To be fair, these services do offer legitimate purposes for enterprise companies, such as website testing and fraud protection. But when in the wrong hands, they are stealthy means to bypass security systems by hiding behind a proxy with legitimate IP addresses and user agents. There's a high likelihood that your digital identity's evil shadow is unknowingly being harvested and made available for purchase — along with hundreds of millions of others — for both good and nefarious purposes.
Acts Like You
To fly beneath the radar of modern security defenses, it's not enough just to look like you; your shadow must also act like you.
Combined with a residential proxy service, open source and free scripting tools, such as Puppeteer and Playwright, are applied to mimic human behavior. These types of tools are loved by developers because they provide a way to automate test scripts to do quality assurance (QA) for Web applications. But they are also loved by bot operators because they provide a means to emulate human behavior while leveraging the benefits of automation at scale.
In fact, it is now easy to record testing scripts with a simple Chrome plugin, where the tool records the user's activity and thereby eliminates the need for code to generate scripts. Meanwhile, the open source community has developed its own plugins that provide stealth evasion techniques, including automated and manual CAPTCHA solving, so the benefits of using familiar headless browser automation tools can be applied at scale while acting as human as possible.
Ease of Access
It's easy to gain access to residential proxy networks (and turnkey bot tools that leverage them) from hundreds of options to choose from online. I downloaded one of the free bots, and in just two minutes of running it, I observed:
Geographically distributed IP addresses: I found 150 different IP addresses — only one of which issued more than one request. It would take several hours before any IP address was reused.
Legitimate-looking user agents: In the next few minutes, roughly 518 unique user agents were generated and used. Most of these agents presented themselves as legitimate, modern devices able to mask their true identity by appearing normal.
The rotation of user agents and proxies creates a nearly unrecognizable, invisible effect to prevent detection.
What You Can Do
Applying security controls that can accurately detect requests that look and act like you can seem like an impossible challenge because you must determine whether it is the human (good) or its evil shadow (bad). Looking at attributes such as IP address, user agents, validated CAPTCHAs, and even machine learning algorithms tuned to identify suspicious behavior yields inconsistent detection and false positives. After all, the last thing you want to do is block your legitimate users.

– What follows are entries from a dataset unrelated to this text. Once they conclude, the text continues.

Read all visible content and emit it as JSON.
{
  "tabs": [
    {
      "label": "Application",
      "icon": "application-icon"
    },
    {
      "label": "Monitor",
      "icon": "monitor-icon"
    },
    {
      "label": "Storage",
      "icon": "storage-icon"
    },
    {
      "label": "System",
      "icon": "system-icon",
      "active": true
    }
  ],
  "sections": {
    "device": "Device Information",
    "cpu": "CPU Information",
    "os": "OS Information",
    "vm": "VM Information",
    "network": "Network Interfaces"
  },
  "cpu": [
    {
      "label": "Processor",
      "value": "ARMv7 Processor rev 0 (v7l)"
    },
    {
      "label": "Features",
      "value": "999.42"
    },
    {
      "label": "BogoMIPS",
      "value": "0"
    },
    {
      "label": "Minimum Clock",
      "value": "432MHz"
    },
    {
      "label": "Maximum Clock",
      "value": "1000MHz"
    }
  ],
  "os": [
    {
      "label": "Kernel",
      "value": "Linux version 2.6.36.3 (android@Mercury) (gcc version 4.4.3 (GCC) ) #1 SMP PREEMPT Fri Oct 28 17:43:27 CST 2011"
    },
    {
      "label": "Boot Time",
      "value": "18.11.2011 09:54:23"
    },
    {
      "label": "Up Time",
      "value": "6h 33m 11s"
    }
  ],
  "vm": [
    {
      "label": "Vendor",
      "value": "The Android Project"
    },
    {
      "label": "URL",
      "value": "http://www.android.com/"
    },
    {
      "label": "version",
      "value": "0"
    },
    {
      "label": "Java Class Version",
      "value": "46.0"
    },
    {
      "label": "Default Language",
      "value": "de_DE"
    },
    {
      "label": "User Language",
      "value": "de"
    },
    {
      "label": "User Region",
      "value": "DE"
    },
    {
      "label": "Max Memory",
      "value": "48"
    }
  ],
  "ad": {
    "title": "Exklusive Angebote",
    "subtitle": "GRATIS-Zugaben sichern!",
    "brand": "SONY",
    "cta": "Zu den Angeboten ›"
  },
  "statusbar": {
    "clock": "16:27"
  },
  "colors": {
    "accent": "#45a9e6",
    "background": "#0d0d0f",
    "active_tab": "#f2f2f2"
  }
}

There are two approaches to ridding yourself of the impact of digital shadows. The first is to better control the availability of such tools and, in some cases, challenge their legality. This seems highly unlikely to work because history has taught us that when there is profit to be made, such tools and services will continue to prevail. They also serve legitimate purposes because developers will always need to test their applications in as realistic an environment as possible.
The second is a fundamentally different approach to detection. In contrast to traditional security controls, new methods don't make decisions based on how a request looks and acts. Instead, they detect the presence of automation. For example, if you can determine how a request presents itself in the context of a legitimate browser or mobile app, you can identify evidence to determine whether it is a human or not.
This is very much analogous to what happened with endpoint security, whereby rules and signatures became ineffective and new ruleless methods were developed to identify vulnerabilities and malware. This paradigm shift is necessary for Web and mobile application security to sustain its effectiveness against modern, evolving automated threats.